Jan 28, 2013

Mirror, Mirror, On the Wall

Every Sunday morning I spend a long time looking over the New York Times wedding pages.  Don't get me wrong: I'm not gushing over the luxurious wedding gowns with the trailing trains and I'm not dripping tears of joy into my coffee for all those people finding their happily ever after.  Oh, no, no, no.  I'm checking to see how many of the newlyweds look like dead ringers for the love of their life. A freaky number of these couples look like fraternal twins separated at birth.  Add in the weddings with two grooms and you've got a lot of couples who could be identical twins separated at birth. 

On any given Sunday, half the folks in the Vows section look like they scanned the crowd at the local bar, coffee shop, or grocery and struck up a relationship with whoever looked most like themselves.   If Joe has a pointy nose, nine times out of ten so does his new bride, Joanne.  If Susanne has high cheekbones, chances are the guy standing next to her does, too. 

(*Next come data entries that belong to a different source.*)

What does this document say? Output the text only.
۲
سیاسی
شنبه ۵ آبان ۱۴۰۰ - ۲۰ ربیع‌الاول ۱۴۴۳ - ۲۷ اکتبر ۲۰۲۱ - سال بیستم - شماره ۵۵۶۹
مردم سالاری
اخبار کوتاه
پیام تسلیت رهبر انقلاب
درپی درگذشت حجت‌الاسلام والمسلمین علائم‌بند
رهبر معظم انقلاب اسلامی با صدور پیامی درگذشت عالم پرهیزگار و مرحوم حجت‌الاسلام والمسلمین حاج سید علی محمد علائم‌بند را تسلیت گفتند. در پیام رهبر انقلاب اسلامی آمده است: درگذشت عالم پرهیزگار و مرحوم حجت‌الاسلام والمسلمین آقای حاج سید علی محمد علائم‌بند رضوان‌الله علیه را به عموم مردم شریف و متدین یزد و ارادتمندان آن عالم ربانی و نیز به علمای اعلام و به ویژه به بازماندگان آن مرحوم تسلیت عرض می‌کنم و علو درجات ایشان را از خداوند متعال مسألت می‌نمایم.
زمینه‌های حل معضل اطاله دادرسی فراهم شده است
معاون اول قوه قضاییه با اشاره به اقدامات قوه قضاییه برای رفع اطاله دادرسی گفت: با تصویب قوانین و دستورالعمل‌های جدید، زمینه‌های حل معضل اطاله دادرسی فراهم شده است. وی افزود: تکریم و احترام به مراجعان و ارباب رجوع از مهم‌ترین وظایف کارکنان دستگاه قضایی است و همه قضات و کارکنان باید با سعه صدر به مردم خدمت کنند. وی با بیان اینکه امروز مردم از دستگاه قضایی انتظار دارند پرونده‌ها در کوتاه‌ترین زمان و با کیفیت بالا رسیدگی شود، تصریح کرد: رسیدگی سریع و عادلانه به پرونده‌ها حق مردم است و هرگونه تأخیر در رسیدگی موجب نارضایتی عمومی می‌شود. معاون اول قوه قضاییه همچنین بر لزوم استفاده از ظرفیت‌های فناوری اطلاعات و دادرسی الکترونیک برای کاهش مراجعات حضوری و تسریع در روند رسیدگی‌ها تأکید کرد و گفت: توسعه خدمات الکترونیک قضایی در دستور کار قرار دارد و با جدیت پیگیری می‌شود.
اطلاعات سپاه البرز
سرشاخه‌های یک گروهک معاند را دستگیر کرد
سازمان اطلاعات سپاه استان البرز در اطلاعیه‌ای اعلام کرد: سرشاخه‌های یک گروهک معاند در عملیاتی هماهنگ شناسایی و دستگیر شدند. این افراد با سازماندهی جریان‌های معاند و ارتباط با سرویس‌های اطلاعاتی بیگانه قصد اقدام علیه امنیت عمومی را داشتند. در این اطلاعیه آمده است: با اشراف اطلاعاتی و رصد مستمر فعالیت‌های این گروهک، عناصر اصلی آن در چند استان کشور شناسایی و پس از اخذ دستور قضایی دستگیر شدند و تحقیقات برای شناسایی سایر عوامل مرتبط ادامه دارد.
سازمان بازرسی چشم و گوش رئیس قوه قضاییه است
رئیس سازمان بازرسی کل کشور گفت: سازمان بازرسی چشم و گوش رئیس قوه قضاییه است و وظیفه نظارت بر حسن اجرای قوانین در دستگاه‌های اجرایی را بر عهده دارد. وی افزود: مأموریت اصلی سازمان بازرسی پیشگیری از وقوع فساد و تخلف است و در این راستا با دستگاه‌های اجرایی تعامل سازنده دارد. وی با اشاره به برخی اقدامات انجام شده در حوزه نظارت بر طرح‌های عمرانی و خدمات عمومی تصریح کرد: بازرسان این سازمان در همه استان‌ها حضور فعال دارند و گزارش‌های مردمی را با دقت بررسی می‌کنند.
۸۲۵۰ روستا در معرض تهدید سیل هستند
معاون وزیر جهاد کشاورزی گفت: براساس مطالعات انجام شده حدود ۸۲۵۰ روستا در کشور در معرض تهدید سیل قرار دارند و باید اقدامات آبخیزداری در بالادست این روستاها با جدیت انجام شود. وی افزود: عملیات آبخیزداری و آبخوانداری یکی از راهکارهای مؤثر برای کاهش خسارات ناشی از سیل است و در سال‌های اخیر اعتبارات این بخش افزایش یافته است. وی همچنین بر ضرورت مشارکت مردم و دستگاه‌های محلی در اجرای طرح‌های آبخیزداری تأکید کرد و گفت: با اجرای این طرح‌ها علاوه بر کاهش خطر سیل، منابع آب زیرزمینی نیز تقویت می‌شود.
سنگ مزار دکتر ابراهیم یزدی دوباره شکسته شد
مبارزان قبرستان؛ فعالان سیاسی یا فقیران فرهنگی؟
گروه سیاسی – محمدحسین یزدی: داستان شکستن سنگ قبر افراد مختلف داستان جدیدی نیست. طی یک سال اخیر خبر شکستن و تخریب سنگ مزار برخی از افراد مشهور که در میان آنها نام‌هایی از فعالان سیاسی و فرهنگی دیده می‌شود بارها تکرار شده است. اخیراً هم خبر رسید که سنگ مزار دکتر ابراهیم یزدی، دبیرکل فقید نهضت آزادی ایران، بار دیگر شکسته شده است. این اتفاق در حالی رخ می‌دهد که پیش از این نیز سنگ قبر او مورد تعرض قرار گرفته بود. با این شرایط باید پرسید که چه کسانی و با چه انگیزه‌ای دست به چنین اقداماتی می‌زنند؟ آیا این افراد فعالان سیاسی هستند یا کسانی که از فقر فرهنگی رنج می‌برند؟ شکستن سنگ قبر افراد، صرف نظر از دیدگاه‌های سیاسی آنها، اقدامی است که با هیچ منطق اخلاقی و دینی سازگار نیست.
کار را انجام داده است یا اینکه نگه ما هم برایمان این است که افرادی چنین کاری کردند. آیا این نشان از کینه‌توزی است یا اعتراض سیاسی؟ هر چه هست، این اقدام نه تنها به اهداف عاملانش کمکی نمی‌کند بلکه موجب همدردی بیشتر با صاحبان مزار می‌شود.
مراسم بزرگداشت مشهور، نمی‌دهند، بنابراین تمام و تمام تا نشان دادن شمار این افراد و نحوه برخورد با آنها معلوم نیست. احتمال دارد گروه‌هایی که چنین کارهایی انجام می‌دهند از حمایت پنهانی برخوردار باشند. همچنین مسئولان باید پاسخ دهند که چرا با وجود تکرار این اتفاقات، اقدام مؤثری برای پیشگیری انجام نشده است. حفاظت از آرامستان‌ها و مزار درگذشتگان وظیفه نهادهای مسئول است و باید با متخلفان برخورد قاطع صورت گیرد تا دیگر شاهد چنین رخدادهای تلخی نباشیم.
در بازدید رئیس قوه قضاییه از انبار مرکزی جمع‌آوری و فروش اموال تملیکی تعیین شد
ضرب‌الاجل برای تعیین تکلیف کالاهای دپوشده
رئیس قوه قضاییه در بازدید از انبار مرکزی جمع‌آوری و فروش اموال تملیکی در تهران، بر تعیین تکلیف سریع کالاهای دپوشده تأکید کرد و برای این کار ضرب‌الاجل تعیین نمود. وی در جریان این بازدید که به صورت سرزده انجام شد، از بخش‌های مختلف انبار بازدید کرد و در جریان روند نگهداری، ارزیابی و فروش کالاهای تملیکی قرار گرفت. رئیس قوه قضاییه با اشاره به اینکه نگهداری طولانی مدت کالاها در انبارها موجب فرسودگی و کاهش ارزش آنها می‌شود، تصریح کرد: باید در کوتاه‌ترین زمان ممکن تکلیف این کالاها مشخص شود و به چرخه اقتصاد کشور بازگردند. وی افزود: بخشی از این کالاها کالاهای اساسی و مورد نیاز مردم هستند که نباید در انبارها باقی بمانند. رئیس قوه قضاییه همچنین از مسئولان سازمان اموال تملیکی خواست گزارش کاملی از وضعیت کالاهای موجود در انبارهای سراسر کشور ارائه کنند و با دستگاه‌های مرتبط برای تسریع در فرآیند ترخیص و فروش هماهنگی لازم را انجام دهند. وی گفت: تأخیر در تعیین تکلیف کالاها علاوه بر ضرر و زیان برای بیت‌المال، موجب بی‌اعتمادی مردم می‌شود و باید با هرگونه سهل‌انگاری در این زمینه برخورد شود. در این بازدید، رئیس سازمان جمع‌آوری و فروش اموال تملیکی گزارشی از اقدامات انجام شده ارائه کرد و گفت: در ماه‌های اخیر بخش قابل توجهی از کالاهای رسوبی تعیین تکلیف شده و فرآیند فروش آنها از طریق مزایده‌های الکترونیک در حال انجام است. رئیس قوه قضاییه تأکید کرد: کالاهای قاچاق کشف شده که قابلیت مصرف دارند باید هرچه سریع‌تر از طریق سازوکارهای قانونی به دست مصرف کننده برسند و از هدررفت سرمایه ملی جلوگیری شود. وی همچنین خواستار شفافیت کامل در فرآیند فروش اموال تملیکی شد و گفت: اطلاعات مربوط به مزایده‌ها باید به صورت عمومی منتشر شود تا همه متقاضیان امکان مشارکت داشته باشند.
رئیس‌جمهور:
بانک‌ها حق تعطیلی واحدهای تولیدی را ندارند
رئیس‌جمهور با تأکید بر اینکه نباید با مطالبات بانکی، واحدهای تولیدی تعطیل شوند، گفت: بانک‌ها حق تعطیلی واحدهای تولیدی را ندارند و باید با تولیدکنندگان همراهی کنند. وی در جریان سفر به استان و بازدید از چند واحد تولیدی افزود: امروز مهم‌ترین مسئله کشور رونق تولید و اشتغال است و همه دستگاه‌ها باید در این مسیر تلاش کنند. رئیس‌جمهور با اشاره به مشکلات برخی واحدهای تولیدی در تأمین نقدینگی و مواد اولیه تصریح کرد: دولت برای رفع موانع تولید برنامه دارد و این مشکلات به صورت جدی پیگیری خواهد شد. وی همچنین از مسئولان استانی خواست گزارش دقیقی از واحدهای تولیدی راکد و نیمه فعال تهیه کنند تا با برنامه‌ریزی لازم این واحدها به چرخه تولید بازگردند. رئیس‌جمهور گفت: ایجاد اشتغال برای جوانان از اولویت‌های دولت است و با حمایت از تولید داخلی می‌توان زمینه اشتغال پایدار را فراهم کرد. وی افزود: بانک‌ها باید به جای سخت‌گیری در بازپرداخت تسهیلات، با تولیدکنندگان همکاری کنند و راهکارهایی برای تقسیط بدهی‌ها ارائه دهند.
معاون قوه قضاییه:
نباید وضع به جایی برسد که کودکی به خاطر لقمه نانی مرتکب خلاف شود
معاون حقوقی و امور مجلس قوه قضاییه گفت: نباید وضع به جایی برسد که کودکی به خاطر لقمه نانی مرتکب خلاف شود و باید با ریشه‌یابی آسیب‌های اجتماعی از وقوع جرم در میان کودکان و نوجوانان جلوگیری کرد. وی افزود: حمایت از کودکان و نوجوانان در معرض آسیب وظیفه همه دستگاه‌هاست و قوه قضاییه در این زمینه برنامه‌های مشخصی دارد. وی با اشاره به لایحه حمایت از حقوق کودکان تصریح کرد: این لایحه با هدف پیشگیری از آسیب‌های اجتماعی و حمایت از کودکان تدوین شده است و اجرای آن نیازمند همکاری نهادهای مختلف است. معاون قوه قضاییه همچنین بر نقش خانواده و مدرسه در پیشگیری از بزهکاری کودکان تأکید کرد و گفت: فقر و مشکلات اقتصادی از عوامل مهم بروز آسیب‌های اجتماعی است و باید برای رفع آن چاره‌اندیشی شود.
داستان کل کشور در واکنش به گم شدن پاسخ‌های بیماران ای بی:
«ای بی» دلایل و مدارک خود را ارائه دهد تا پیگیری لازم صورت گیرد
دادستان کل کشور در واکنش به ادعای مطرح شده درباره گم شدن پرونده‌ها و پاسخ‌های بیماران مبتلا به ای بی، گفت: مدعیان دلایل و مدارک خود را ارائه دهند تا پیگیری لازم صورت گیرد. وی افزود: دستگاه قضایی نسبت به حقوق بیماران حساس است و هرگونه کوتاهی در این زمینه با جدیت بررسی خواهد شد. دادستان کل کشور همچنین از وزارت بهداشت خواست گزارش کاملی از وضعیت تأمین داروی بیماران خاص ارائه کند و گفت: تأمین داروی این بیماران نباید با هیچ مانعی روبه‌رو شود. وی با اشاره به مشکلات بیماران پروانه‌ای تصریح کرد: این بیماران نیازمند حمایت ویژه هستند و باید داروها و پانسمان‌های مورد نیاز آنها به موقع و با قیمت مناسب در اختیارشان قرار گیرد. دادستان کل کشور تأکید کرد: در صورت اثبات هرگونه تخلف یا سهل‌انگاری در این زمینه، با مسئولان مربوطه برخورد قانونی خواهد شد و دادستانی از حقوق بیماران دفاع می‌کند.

Maybe it's just that a lot of couples pose like they're in a police line-up in the facing-front phase.  With those noses, lips and eyes all lined up I can't help but notice that both halves of the couple have unibrows and full lips, or widow's peaks and perky noses. Or maybe the couples that look less alike also have more imaginative photographers; ones who ask the lovebirds to cock their heads and look sideways at the camera. 

To be fair, we are attracted to the familiar, aren't we?  I've noticed that a lot of people marry someone with a first name already attached to someone in the family.  In my family, we have a hell of a lot of Cathys.  In other families it's Michelle, Carlos, Hunter, or Minh. My theory is, if you happen to be at a party and you meet someone with the same first name as your sister/cousin/aunt, you're bound to be a bit more relaxed and warm, and you have an icebreaker to start the conversation rolling. "Your name is Tulip?!  My sister's name is Tulip!! No way!"  

Yesterday, though, there was one couple that did touch my sentimental side.  Ada Bryant, age 97, and Robert Haire, 86, were married Saturday.  The two, both widowed, have been dating about a year. Now that they're married, they'll share an apartment at the residential retirement center where they now have separate units. The photo to accompany their announcement?  They're facing each other, looking into each other’s eyes with such huge smiles it's impossible to tell how much or how little they look alike, just that they're very, very happy.